Return on equity was 16.5% in the trailing twelve months, better than the industry average of 5.7%.

Business Tailwinds

NMI Holdings superior primary insurance in-force (IIF) portfolio generates industry-leading growth.  

Growth in monthly and single premium policy production tied to the increased penetration of existing customer accounts and new customer account activations as well as growth in the size of the total mortgage insurance market makes NMI Holdings well poised for growth. The mortgage insurer noted that increasing interest rates would impact refinancing activity but purchase origination volume should remain strong.

A strong mortgage origination market and increased private mortgage insurance penetration rates should benefit NMIH. The insurer anticipates the housing market to remain strong with continued demand, appreciation in house price, favorable mortgage insurance market, better pricing and solid new insurance written volume.

The insurer noted that new business opportunity has been fueling Private MI Industry IIF growth. Total Private MI industry IIF is estimated to grow to $2 trillion by 2024. NIW is expected to grow $500-600 billion annually to $2.9 trillion by 2024, attributable to millennial demand, driven by increased access and affordability among others.  

NMI Holdings has a comprehensive reinsurance program in place for the entirety of the in-force portfolio.
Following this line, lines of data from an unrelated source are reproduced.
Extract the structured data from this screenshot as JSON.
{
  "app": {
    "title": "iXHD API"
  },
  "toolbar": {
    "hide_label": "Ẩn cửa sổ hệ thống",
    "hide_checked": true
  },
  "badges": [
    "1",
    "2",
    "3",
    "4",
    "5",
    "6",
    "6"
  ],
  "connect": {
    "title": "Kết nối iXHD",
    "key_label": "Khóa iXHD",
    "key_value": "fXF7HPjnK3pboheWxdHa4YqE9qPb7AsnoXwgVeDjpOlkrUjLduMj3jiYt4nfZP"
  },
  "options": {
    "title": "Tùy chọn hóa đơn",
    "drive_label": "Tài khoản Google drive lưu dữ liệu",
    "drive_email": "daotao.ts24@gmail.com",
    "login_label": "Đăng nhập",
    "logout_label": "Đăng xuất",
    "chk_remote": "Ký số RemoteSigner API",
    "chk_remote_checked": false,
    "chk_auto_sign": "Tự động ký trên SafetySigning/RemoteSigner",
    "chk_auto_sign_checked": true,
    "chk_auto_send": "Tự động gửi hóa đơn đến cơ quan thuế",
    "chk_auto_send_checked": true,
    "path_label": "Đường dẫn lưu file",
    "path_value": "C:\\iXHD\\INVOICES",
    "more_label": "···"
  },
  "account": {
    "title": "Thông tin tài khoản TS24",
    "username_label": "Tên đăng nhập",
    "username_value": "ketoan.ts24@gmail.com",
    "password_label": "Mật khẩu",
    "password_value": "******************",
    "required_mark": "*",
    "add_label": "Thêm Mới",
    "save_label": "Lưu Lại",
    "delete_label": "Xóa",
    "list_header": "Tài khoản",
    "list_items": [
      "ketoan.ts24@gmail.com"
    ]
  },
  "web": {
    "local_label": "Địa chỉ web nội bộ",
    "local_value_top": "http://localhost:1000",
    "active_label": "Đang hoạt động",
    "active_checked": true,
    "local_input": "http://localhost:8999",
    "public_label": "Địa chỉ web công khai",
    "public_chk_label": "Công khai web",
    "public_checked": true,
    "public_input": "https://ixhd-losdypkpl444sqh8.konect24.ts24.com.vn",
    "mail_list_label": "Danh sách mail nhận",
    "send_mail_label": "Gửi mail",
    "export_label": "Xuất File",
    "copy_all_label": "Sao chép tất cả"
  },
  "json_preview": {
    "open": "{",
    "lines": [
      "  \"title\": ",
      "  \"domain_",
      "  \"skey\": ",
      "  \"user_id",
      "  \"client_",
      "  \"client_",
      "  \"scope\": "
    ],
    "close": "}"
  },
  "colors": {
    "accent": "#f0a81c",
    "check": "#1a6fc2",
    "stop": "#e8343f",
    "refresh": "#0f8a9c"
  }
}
This, in turn, enhances its return profile, absorbs loss, provides efficient growth capital and mitigates the impact of credit volatility.

The insurer remains focused on efficiency and expense management, driving improved margins.
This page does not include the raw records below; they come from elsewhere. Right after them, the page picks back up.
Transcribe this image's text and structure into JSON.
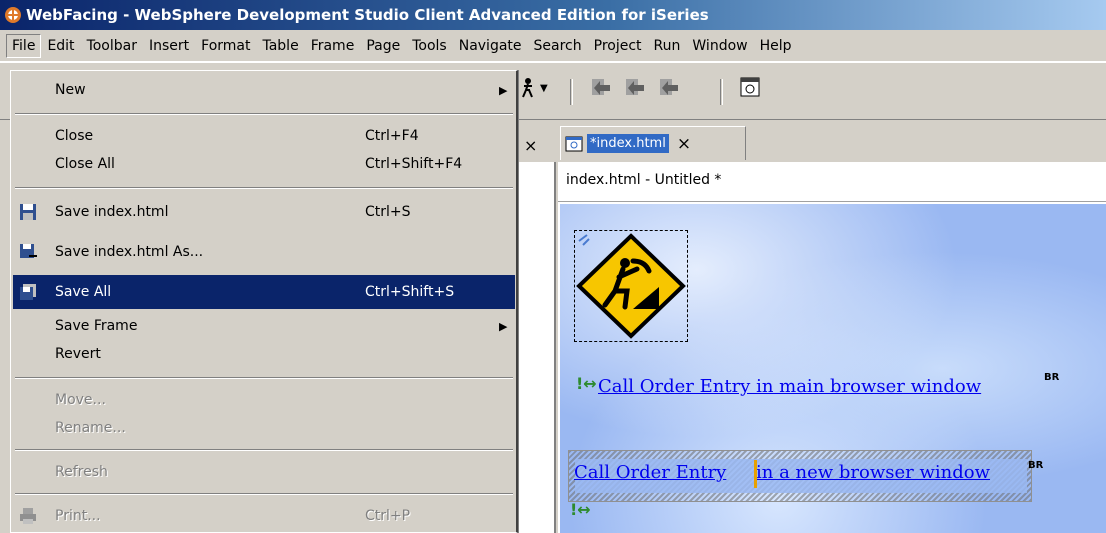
{
  "window": {
    "title": "WebFacing - WebSphere Development Studio Client Advanced Edition for iSeries"
  },
  "menubar": [
    "File",
    "Edit",
    "Toolbar",
    "Insert",
    "Format",
    "Table",
    "Frame",
    "Page",
    "Tools",
    "Navigate",
    "Search",
    "Project",
    "Run",
    "Window",
    "Help"
  ],
  "file_menu": {
    "new": {
      "label": "New"
    },
    "close": {
      "label": "Close",
      "accel": "Ctrl+F4"
    },
    "close_all": {
      "label": "Close All",
      "accel": "Ctrl+Shift+F4"
    },
    "save": {
      "label": "Save index.html",
      "accel": "Ctrl+S"
    },
    "save_as": {
      "label": "Save index.html As..."
    },
    "save_all": {
      "label": "Save All",
      "accel": "Ctrl+Shift+S"
    },
    "save_frame": {
      "label": "Save Frame"
    },
    "revert": {
      "label": "Revert"
    },
    "move": {
      "label": "Move..."
    },
    "rename": {
      "label": "Rename..."
    },
    "refresh": {
      "label": "Refresh"
    },
    "print": {
      "label": "Print...",
      "accel": "Ctrl+P"
    }
  },
  "editor": {
    "tab_label": "*index.html",
    "tab_close": "×",
    "left_close": "×",
    "header": "index.html - Untitled *",
    "link_main": "Call Order Entry in main browser window",
    "link_new_part1": "Call Order Entry ",
    "link_new_part2": "in a new browser window",
    "br_marker": "BR"
  },
  "colors": {
    "highlight": "#0a246a",
    "link": "#0000ee",
    "canvas": "#9ab8f2",
    "sign": "#f7c600"
  }
}
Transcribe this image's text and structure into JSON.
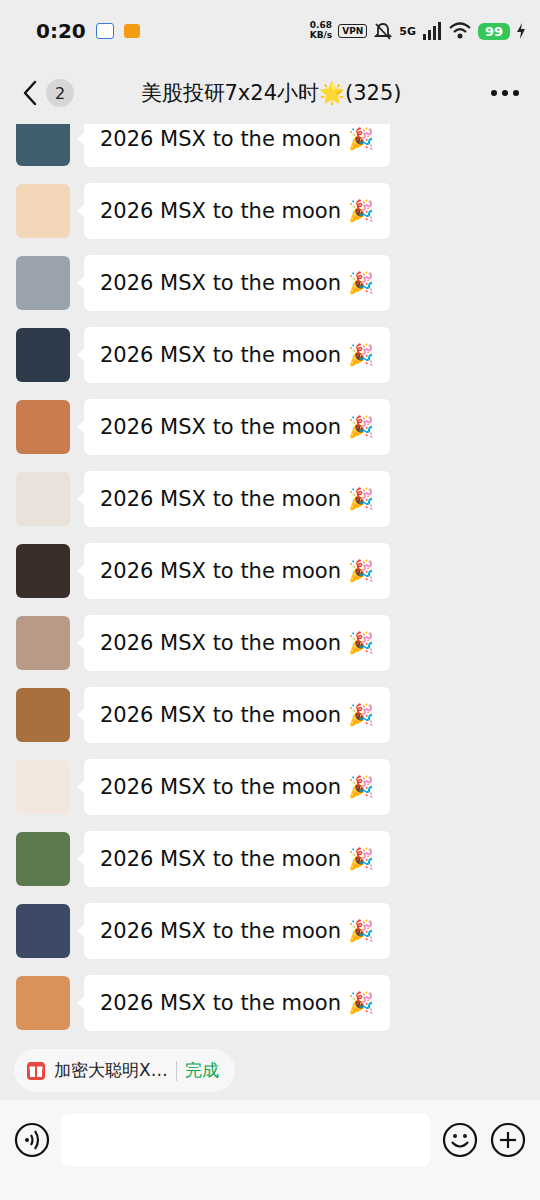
{
  "status_bar": {
    "time": "0:20",
    "speed": "0.68",
    "speed_unit": "KB/s",
    "vpn": "VPN",
    "network": "5G",
    "battery": "99"
  },
  "header": {
    "back_badge": "2",
    "title": "美股投研7x24小时🌟(325)"
  },
  "messages": [
    {
      "text": "2026 MSX to the moon 🎉"
    },
    {
      "text": "2026 MSX to the moon 🎉"
    },
    {
      "text": "2026 MSX to the moon 🎉"
    },
    {
      "text": "2026 MSX to the moon 🎉"
    },
    {
      "text": "2026 MSX to the moon 🎉"
    },
    {
      "text": "2026 MSX to the moon 🎉"
    },
    {
      "text": "2026 MSX to the moon 🎉"
    },
    {
      "text": "2026 MSX to the moon 🎉"
    },
    {
      "text": "2026 MSX to the moon 🎉"
    },
    {
      "text": "2026 MSX to the moon 🎉"
    },
    {
      "text": "2026 MSX to the moon 🎉"
    },
    {
      "text": "2026 MSX to the moon 🎉"
    },
    {
      "text": "2026 MSX to the moon 🎉"
    }
  ],
  "quote": {
    "text": "加密大聪明X…",
    "action": "完成"
  }
}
Also, NMIH has a $125 million worth share buyback program, effective through Dec 31, 2023 under its kitty.

All these together should help the insurer continue to generate solid mid-teens shareholders’ returns.

Stocks to Consider

Some better-ranked stocks from the insurance industry are American Financial Group, Inc. (AFG - Free Report) , W.R. Berkley Corporation (WRB - Free Report) and HCI Group, Inc. (HCI - Free Report) , each sporting a Zacks Rank #1 (Strong Buy). You can see the complete list of today’s Zacks #1 Rank stocks here.

American Financial’s earnings surpassed estimates in each of the last four quarters, the average beat being 41.72%. In the past year, American Financial has rallied 3.5%.
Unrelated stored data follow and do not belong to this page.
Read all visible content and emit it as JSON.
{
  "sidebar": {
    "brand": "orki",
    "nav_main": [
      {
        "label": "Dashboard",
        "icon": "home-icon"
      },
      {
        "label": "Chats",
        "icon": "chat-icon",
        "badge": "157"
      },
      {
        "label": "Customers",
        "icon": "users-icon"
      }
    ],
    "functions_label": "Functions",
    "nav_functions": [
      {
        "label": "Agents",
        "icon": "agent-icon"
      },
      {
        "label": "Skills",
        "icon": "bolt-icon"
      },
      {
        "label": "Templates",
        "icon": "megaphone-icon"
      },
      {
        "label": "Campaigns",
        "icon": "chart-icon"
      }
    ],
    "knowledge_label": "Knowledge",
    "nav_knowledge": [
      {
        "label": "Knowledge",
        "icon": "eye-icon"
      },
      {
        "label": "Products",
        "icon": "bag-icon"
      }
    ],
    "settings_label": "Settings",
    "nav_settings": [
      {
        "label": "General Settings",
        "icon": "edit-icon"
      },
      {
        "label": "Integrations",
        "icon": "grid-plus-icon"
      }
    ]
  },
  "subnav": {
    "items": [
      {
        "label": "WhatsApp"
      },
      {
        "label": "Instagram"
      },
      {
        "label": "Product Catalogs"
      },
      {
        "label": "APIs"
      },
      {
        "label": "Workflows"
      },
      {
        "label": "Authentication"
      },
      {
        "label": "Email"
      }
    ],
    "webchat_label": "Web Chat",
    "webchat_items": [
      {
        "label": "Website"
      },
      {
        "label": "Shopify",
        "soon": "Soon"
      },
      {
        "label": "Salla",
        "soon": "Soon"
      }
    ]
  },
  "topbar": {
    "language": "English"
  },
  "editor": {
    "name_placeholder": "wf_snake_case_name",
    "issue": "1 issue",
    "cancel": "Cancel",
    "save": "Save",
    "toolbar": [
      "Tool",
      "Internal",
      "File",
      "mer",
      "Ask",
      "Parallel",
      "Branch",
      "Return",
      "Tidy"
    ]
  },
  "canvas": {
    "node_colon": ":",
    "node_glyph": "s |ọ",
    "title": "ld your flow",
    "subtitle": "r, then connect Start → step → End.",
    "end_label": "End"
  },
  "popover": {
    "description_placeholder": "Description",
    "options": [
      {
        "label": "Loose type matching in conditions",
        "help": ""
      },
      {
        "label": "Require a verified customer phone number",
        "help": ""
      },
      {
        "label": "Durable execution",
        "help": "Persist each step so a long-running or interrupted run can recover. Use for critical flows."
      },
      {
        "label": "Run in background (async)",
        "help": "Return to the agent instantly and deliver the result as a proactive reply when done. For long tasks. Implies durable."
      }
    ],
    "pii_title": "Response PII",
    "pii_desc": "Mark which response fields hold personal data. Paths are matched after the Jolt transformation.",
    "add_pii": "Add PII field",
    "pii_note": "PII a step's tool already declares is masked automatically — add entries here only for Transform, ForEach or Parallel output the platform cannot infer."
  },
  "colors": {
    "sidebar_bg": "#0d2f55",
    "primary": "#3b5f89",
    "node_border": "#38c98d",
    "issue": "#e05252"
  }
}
The Zacks Consensus Estimate for AFG’s 2022 and 2023 earnings has moved 9.8% and 6.9% north, respectively, in the past 30 days.

W.R. Berkley’s earnings surpassed estimates in each of the last four quarters, the average earnings surprise being 27.76%. In the past year, W.R. Berkley's stock has surged 38.7%.

The Zacks Consensus Estimate for WRB’s 2022 and 2023 earnings has moved 6.3% and 6.2% north, respectively, in the past 60 days.

The Zacks Consensus Estimate for HCI Group’s 2022 and 2023 earnings has moved 33.3% and 40% north, respectively, in the past 30 days. In the past year, HCI Group stock has lost 18%.

The Zacks Consensus Estimate for 2022 and 2023 earnings per share indicates year-over-year increases of 700% and 75%, respectively.